The commissioner closed his remarks by pitching for the rate review ballot initiative coming up in November. As moderator of the discussion following, I fielded several questions from the audience about the upcoming initiative. To recap the basics: If passed, the initiative would give the insurance commissioner the authority to reject excessive health insurance rate increases.

The insurance commissioner already has that authority over auto, homeowner, property and casualty insurance — via voter-passed Proposition 103 back in 1988. Many voters are surprised, Jones said, to find out he cannot also reject health insurance premium increases.  He called this lack of explicit authority a “major missing piece of the Affordable Care Act.”

“Californians have suffered from repeated health insurance rate hikes year after year,” Jones said. “On average (health insurance) rates in the last 10 years have gone up over 150 percent. That’s five times the rate of inflation.”

Jones also noted that 35 states have given their insurance commissioners “the authority to reject health insurance rate hikes, but not California.”

It’s a measure that likely sounds appealing to plenty of voters, but a report earlier this month determined that, if passed, the initiative could destabilize Covered California, the state’s Obamacare exchange. The report was written by consultant Jon Kingsdale, the former head of the Massachusetts health exchange who has also been an advisor to the Obama administration on the Affordable Care Act. It was funded by Californians Against Higher Health Care Costs, which includes the California Association of Health Plans.

Under state law, Covered California can negotiate with insurers and can reject plans from participating in the exchange. This leverage may have helped to moderate rates in the exchange’s first year. Still, Covered California must submit accepted plans to the state’s regulators for certification.

And here’s where we get into the weeds of certifying insurance rates and what this initiative would do.

Under Prop. 103, consumer “intervenors” can file challenges to rate hikes. They can recover “reasonable costs and fees” under certain circumstances for mounting a challenge. Intervenors do this now, on occasion, with the other types of insurance covered by Prop. 103.

But under the ACA, the individual market for health insurance is now sold only during an open enrollment period — just several weeks out of the year, not year-round like auto or homeowners insurance is.

Larry Levitt, senior vice president at the Kaiser Family Foundation, called the intervenor process “a real wild card” if approved for health insurance rates. “There is the potential for some real messiness here if rates are challenged and not finalized before open enrollment begins.”

That messiness would extend beyond just the premium. Under the ACA, subsidies are set according to the cost of the second lowest-cost premium. “Worst case,” Levitt said, “you enter open enrollment without final rates, for at least some plans, so you don’t know what the second lowest-cost silver plan is, so you’re not certain of the benchmark for the premium subsidies.” In other words, you could have people picking plans at rates that might change down the line.

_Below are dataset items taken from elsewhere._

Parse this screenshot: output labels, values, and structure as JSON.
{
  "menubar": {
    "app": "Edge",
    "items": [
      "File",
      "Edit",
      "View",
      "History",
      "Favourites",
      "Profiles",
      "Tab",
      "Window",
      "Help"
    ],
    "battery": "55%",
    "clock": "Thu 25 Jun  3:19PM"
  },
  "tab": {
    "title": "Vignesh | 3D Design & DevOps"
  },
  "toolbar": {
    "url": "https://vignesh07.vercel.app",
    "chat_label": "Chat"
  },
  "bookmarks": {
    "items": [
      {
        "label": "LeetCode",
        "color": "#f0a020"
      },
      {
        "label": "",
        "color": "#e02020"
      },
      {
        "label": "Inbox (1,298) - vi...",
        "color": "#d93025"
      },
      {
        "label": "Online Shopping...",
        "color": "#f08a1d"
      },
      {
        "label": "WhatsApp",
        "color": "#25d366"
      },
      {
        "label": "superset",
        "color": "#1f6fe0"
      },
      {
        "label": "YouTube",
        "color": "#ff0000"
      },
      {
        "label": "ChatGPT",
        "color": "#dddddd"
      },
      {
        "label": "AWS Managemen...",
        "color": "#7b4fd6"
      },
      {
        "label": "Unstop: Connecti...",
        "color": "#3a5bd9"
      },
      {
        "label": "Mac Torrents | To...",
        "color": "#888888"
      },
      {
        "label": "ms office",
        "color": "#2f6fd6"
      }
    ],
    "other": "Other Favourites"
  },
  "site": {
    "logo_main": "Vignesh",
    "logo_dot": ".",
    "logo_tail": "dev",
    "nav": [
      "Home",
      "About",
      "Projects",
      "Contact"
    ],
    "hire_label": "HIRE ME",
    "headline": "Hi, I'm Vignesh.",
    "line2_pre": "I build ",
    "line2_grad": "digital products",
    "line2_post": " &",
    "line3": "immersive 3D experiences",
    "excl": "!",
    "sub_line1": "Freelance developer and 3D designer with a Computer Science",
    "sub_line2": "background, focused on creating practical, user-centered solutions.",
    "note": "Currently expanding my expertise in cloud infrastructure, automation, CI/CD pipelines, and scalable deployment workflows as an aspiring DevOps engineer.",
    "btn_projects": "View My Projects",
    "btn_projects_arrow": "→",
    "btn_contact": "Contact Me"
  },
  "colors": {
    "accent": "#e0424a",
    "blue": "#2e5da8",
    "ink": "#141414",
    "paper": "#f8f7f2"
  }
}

Jones insisted that worry was overblown, pointing out that his department has about 7,000 rate filings annually for property and casualty insurance. Only about 12 of those filings are challenged by intervenors, “so .2 percent of all the rate filings have an intervenor,” Jones said.

His department gets about 100 health insurance filings a year. “I’m confident that we can review those and accommodate public input … to meet the timelines of the exchange,” he said.

Covered California is expected to release its analysis of the initiatives impact in the next several weeks.